Noël est le cas le plus évident - et probablement le plus ancien - d'une fête «païenne» christianisée. Il s'agit d'une exception à la règle qui prévalait entre 350 et 450 environ : la destruction des temples et l'interdiction des fêtes. Les stratégies conciliantes d'assimilation sont devenues plus courantes par la suite, lorsque les évêques ont été confrontés à la difficulté d'éradiquer les traditions rituelles liées non pas à des temples, mais à des sites naturels. Grégoire de Tours en donne un bon exemple avec un évêque qui, vers l'an 500, dans une ville du Massif Central, voulait empêcher les rustici d'offrir des libations à un dieu dans un lac : «inspiré par la divinité, cet évêque de Dieu construisit une église en l'honneur du bienheureux Hilaire de Poitiers, à quelque distance des rives du lac». Sa prédication fit le reste : «Les hommes furent touchés dans leur cœur et se convertirent. Ils quittèrent le lac et apportèrent à l'église tout ce qu'ils y jetaient habituellement» (7). La transformation du Dies Natalis Solis Invicti en célébration de la naissance de Jésus obéit au même principe.

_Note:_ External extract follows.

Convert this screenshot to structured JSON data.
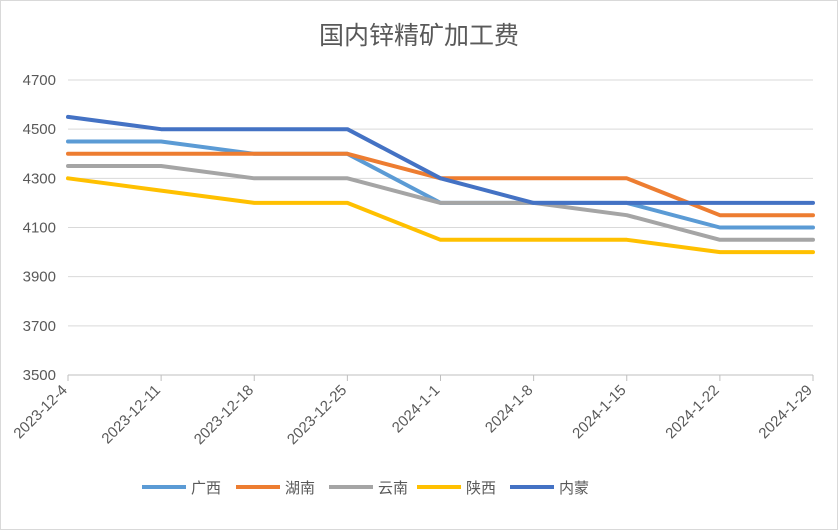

Tout cela a-t-il de l'importance  ? Seulement si l'on accorde de l'importance à la question « Pourquoi sommes-nous chrétiens ?». «Pourquoi célébrons-nous Noël ?» fait partie de cette question. À mon avis, il est important d'étudier la christianisation de l'Empire romain, car nous vivons actuellement la phase finale de la déchristianisation de notre civilisation. La déchristianisation nous laisse spirituellement nus et affamés spirituellement, car la christianisation avait été avant tout la dépaganisation. Avant Constantin, les chrétiens prônaient la tolérance : «C'est une caractéristique de la loi humaine (...) que chacun adore comme il l'entend», écrivait Tertullien (8). Mais après Constantin, fini la tolérance. Le christianisme a donc créé un désert spirituel autour de lui, et maintenant que le christianisme a perdu son emprise, il ne nous reste plus que le désert.

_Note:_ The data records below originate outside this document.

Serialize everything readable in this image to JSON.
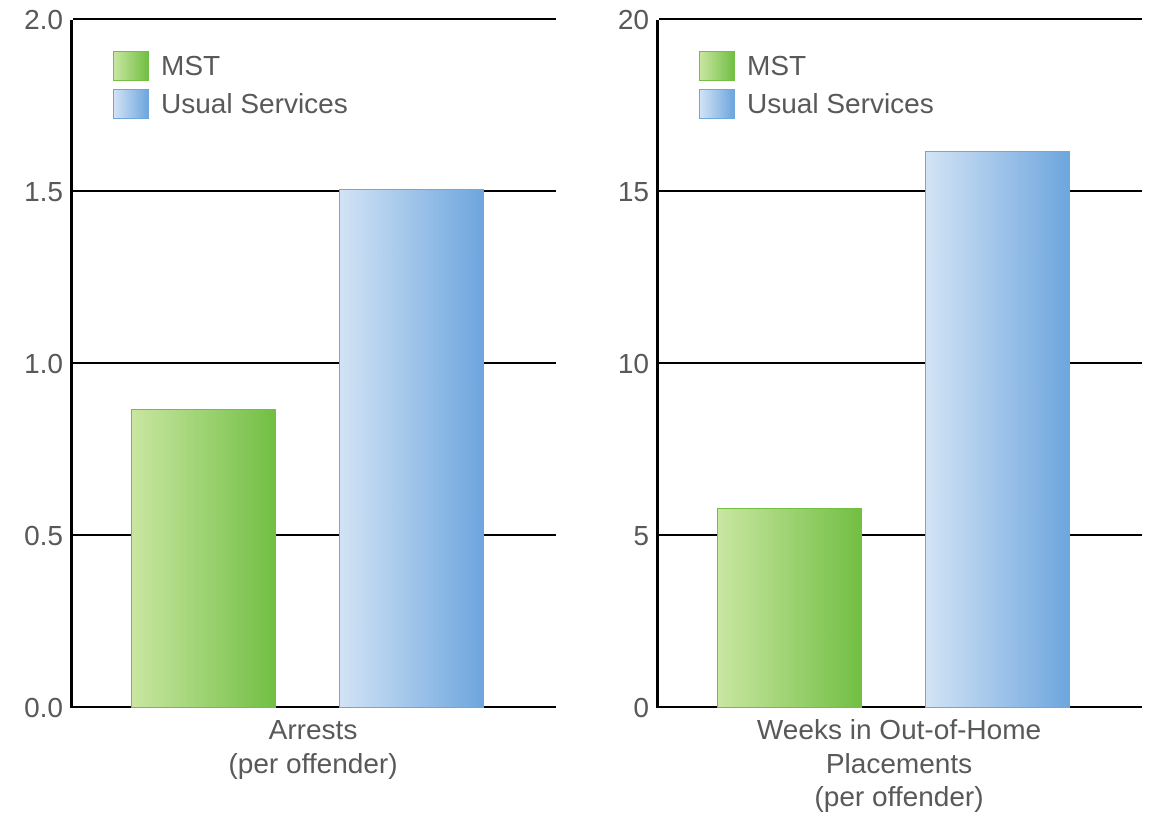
{
  "chart_left": {
    "type": "bar",
    "ylim": [
      0.0,
      2.0
    ],
    "yticks": [
      0.0,
      0.5,
      1.0,
      1.5,
      2.0
    ],
    "ytick_labels": [
      "0.0",
      "0.5",
      "1.0",
      "1.5",
      "2.0"
    ],
    "tick_fontsize": 28,
    "tick_color": "#58595b",
    "axis_color": "#000000",
    "axis_width": 3,
    "grid_color": "#000000",
    "background_color": "#ffffff",
    "bars": [
      {
        "series": "MST",
        "value": 0.87,
        "gradient_start": "#c9e6a1",
        "gradient_end": "#72bf44",
        "border_color": "#72bf44",
        "left_pct": 12,
        "width_pct": 30
      },
      {
        "series": "Usual Services",
        "value": 1.51,
        "gradient_start": "#d2e3f5",
        "gradient_end": "#6ea6de",
        "border_color": "#6ea6de",
        "left_pct": 55,
        "width_pct": 30
      }
    ],
    "xlabel_line1": "Arrests",
    "xlabel_line2": "(per offender)",
    "xlabel_line3": "",
    "legend": {
      "items": [
        {
          "label": "MST",
          "swatch_start": "#c9e6a1",
          "swatch_end": "#72bf44",
          "swatch_border": "#72bf44"
        },
        {
          "label": "Usual Services",
          "swatch_start": "#d2e3f5",
          "swatch_end": "#6ea6de",
          "swatch_border": "#6ea6de"
        }
      ],
      "fontsize": 28,
      "text_color": "#58595b"
    }
  },
  "chart_right": {
    "type": "bar",
    "ylim": [
      0,
      20
    ],
    "yticks": [
      0,
      5,
      10,
      15,
      20
    ],
    "ytick_labels": [
      "0",
      "5",
      "10",
      "15",
      "20"
    ],
    "tick_fontsize": 28,
    "tick_color": "#58595b",
    "axis_color": "#000000",
    "axis_width": 3,
    "grid_color": "#000000",
    "background_color": "#ffffff",
    "bars": [
      {
        "series": "MST",
        "value": 5.8,
        "gradient_start": "#c9e6a1",
        "gradient_end": "#72bf44",
        "border_color": "#72bf44",
        "left_pct": 12,
        "width_pct": 30
      },
      {
        "series": "Usual Services",
        "value": 16.2,
        "gradient_start": "#d2e3f5",
        "gradient_end": "#6ea6de",
        "border_color": "#6ea6de",
        "left_pct": 55,
        "width_pct": 30
      }
    ],
    "xlabel_line1": "Weeks in Out-of-Home",
    "xlabel_line2": "Placements",
    "xlabel_line3": "(per offender)",
    "legend": {
      "items": [
        {
          "label": "MST",
          "swatch_start": "#c9e6a1",
          "swatch_end": "#72bf44",
          "swatch_border": "#72bf44"
        },
        {
          "label": "Usual Services",
          "swatch_start": "#d2e3f5",
          "swatch_end": "#6ea6de",
          "swatch_border": "#6ea6de"
        }
      ],
      "fontsize": 28,
      "text_color": "#58595b"
    }
  }
}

La déchristianisation est irréversible, parce que le christianisme est intrinsèquement irrationnel, exigeant la croyance en des choses impossibles. Ce dont nous avons donc besoin, c'est plutôt d'inverser la christianisation. Redevenons romains !

Mais ne dites pas à vos enfants que Jésus n'est pas né à Noël. Apprenez-leur plutôt que le divin enfant est le dieu Soleil.